The prospective and longitudinal design of this study is its greatest strength. However, the single-center nature of the design can limited the generalizability of our results. In addition, the absence of a control group of students who do not attend medical school is also a limitation of this study. Even though the number of responses over the 4 years of the study was high, some datasets could not be matched as they were identified by incorrect individual identification codes. These participation rate, associate to the fact later non-responder cannot be predicted by initial scores (by missing data analyses) support the generalizability of our results to the entire body of medical students at the Medical School of the University of Minho. We must take into account the possibility of a link between the missing data and an unobserved change in depression or students who did not participate in the study.

The use of self-application instruments instead of clinical structured interviews could be a limitation. Although used in several studies [41, 48, 53, 58], mean BDI scores may not reflect the severity of depression, which can be interpreted as a limitation of the present study.

The strong comorbidity of depression, anxiety, and burnout was not taken into consideration. This study did not explore how the presence of one dimension of distress determines the presence or absence of another.
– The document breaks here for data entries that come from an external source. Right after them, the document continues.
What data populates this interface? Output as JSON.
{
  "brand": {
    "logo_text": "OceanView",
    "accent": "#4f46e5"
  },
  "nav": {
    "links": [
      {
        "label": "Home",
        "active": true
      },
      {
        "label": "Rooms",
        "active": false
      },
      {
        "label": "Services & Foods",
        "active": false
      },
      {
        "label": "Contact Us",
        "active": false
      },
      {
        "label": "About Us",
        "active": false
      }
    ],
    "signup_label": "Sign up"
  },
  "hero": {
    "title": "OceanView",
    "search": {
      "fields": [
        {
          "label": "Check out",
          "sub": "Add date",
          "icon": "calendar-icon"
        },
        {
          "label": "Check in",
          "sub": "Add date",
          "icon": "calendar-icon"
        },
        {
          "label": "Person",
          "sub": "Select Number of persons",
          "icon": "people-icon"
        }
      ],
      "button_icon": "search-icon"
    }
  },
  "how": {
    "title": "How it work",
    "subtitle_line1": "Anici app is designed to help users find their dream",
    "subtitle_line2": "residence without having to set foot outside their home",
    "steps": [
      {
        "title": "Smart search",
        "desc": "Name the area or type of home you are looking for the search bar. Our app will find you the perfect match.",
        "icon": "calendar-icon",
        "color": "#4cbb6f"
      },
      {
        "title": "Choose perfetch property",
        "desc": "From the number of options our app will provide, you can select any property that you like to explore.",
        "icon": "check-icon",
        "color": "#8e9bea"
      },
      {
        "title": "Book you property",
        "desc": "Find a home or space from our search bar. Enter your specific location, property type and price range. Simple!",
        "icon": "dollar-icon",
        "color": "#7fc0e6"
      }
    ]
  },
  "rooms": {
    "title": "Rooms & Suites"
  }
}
Studies have shown that students with prior mental health problems [49] or personality aspects beyond trait anxiety, such as maladaptive perfectionism [53] can be linked to depression. More comprehensive study is needed about the predictors of depression in medical students, including individual factors, such as physical examination parameters, biological (like salivary cortisol levels), genetic and sociodemographic characteristics [25]. Personality factors, contextual factors like external stressors, learning conditions or life events should also be comprise [25].

Conclusion

Despite decreasing during medical training, some students continuously experience depression. Our findings suggest that personal factors (anxiety traits, medicine choice factors, relationship patterns and academic burnout) are relevant for maintenance of high levels of depression during medical training. Installing procedures that identify and support depressed students, specially the few with persistently low mood is crucial.

It is vital to clean up the mental health-related stigma among health professionals to promote students having trouble seeking and receiving appropriate help.

This finding justifies the implementation of specific preventive programs to foment resilience and individual fulfillment and for improvement of patient care and mental resilience. This would suit the requirement of future physicians and the interest of patients and the community in the long term.